For those couples who had long relationships, often with children who may now be in their teens and perhaps a family business or a significant inequality in incomes, untangling the matrimonial finances can seem an intimidating prospect.
However, couples in these situations are very aware that something needs to be done to sort their financial situation out.
Other separating couples may not even consider the matrimonial finances, or may think that they are not so important and can be something “to get around to later” if they become an issue in the future. This point of view can be more likely where:
– The marriage or civil partnership, and usually the preceding relationship, were relatively brief;
– The couple have no children;
– Most (if not all) of the finances were kept separate (for example, no joint property, bank accounts, debts);
– Neither partner has any significant assets;
– Neither partner has significantly more income than the other; or
– Both partners have more debt than they do assets.
Despite that fact that the partners may not think that settling the finances is a priority, it is still important to remember that if the finances are not settled there may be some long-term consequences that all persons considering separation should keep in mind. Arguably the most important of these is that if a financial order is not made, it is open to either party to make an application for a financial order at any time in the future (unless they remarry). Many people do not realise that this is the case when they seek advice about divorce or dissolution.
For example, if one of the former partners comes into any money, property or assets in the years following the divorce or dissolution being finalised, the other former partner could make a claim for a financial order at that time. The Court would then consider the assets at the date of the hearing, not the date of separation. This is the case irrespective of the source of the funds, be it lottery win, inheritance, gift, personal success or any other means.

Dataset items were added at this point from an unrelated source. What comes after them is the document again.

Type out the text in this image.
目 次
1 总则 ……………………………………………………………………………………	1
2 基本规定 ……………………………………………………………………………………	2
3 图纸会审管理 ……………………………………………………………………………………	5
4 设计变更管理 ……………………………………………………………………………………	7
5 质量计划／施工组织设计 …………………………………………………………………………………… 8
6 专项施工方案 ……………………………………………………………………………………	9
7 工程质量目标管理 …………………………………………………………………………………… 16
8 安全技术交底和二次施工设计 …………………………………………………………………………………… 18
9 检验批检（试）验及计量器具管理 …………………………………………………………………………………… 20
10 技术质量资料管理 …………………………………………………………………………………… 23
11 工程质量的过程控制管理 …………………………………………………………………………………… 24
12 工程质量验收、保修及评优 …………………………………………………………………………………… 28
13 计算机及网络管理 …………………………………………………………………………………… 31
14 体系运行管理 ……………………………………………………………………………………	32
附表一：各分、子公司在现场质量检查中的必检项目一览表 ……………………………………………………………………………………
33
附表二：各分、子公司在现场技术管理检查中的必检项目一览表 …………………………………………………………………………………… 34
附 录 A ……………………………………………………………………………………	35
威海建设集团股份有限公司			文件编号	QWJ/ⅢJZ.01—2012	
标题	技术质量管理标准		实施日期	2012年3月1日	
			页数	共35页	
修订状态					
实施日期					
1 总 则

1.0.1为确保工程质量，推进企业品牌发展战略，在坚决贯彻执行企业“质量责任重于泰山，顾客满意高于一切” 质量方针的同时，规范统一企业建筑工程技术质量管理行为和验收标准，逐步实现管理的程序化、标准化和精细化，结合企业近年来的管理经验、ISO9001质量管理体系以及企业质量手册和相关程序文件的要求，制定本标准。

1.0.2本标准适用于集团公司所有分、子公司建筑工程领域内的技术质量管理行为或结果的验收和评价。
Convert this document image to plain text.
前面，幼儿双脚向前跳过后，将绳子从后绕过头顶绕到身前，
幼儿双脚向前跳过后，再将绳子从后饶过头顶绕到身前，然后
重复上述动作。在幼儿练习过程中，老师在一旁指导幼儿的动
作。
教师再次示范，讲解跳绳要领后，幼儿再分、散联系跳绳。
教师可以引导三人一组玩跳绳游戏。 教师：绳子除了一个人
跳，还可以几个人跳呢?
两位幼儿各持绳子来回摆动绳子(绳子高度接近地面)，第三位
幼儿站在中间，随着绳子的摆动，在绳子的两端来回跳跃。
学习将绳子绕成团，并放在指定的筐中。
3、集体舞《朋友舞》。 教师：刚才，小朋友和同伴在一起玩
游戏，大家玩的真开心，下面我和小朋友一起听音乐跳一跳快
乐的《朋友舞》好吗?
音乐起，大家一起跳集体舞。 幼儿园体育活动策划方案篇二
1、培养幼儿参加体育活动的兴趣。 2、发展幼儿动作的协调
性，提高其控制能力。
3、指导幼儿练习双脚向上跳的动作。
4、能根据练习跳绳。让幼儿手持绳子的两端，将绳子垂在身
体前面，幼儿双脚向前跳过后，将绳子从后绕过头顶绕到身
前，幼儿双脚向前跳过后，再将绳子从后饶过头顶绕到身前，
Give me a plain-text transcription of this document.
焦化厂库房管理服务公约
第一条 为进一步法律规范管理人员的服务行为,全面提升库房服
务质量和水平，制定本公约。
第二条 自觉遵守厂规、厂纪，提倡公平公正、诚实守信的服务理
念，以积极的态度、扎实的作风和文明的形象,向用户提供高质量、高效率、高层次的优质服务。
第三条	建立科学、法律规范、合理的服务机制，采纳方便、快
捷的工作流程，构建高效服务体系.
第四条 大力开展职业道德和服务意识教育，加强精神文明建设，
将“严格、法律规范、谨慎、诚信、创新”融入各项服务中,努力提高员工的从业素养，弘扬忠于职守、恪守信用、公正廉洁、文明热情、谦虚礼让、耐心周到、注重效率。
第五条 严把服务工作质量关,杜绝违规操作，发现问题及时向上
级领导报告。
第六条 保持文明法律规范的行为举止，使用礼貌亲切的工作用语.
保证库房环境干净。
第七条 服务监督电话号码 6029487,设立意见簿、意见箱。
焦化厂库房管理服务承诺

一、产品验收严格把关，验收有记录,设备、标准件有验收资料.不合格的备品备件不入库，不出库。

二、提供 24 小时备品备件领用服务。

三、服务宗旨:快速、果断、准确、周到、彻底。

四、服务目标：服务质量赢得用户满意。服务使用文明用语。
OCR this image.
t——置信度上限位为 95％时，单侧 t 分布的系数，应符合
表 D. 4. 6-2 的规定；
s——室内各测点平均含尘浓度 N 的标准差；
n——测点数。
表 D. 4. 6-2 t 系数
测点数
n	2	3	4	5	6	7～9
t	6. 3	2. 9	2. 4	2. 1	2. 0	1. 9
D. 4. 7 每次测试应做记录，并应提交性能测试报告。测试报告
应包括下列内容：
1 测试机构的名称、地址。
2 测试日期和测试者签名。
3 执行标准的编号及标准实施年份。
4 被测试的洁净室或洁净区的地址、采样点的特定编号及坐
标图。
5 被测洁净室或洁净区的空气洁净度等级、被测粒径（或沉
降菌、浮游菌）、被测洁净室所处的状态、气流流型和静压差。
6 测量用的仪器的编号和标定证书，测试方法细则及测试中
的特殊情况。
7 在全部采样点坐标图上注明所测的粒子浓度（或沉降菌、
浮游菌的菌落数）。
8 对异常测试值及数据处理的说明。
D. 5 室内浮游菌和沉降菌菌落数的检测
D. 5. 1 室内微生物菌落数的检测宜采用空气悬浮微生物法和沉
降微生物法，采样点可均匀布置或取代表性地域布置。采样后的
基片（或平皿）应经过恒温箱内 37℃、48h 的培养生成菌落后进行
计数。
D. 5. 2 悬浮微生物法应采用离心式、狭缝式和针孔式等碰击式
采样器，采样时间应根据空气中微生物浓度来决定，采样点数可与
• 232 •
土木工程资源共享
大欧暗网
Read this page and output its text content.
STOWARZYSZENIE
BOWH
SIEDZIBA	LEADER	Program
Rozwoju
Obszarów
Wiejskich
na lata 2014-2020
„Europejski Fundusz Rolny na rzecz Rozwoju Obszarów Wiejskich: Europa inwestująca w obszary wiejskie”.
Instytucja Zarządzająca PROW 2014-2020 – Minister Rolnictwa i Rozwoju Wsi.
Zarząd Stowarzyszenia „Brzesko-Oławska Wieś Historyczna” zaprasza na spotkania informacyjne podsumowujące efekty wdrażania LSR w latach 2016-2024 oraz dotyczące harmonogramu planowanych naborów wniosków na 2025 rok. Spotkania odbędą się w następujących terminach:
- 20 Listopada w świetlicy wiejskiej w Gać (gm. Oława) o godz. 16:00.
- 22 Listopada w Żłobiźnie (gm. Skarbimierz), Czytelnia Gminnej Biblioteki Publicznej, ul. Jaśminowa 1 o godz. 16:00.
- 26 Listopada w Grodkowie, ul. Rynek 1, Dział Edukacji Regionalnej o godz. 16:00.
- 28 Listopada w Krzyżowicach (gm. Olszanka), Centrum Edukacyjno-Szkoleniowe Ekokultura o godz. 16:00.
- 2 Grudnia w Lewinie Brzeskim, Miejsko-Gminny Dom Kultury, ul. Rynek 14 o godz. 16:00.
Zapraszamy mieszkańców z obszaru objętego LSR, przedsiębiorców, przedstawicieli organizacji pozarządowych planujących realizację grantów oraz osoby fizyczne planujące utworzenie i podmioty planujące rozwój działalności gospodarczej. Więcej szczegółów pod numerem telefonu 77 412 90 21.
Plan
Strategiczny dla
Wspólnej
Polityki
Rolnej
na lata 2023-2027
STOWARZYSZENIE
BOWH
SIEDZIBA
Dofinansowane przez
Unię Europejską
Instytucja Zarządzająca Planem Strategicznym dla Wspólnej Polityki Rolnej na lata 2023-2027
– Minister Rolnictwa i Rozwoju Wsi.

There are also other consequences, including potential loss of widow’s/widower’s pension rights, and also the risk that continuing to be financially associated with a former partner could affect your credit rating. Continuing to own assets jointly may also be particularly concerning, especially if one former partner goes on to declare bankruptcy.
Getting a financial order does not necessarily mean having to go to Court. If the couple are agreed as to what should happen to their finances, it may be possible to ask the Court to make an Order that reflects that agreement (if the Court thinks that the agreement is fair). If the couple think they can agree, but might need a little help in discussing matters, then mediation can be a very useful tool to get them to the terms of an agreement that they can then ask the Court to make into an Order.
Even if the couple cannot agree themselves, it may be possible for solicitors to assist with financial disclosure and for negotiation to take place, still without having to set foot in the courtroom. It is only those cases where negotiation breaks down or is not possible that can result in contested hearings before the Court.
There is little to lose and everything to gain by trying to address the issue of the matrimonial finances as early as possible. Most couples (some requiring more assistance than others) can reach an agreement about finances at some point in the negotiation process.
Even though in the short-term legal costs might be increased, in the long-term the risk of uncertainty is avoided. A solid financial order can enable both former partners to begin new chapters of their lives with a clear view of their financial circumstances.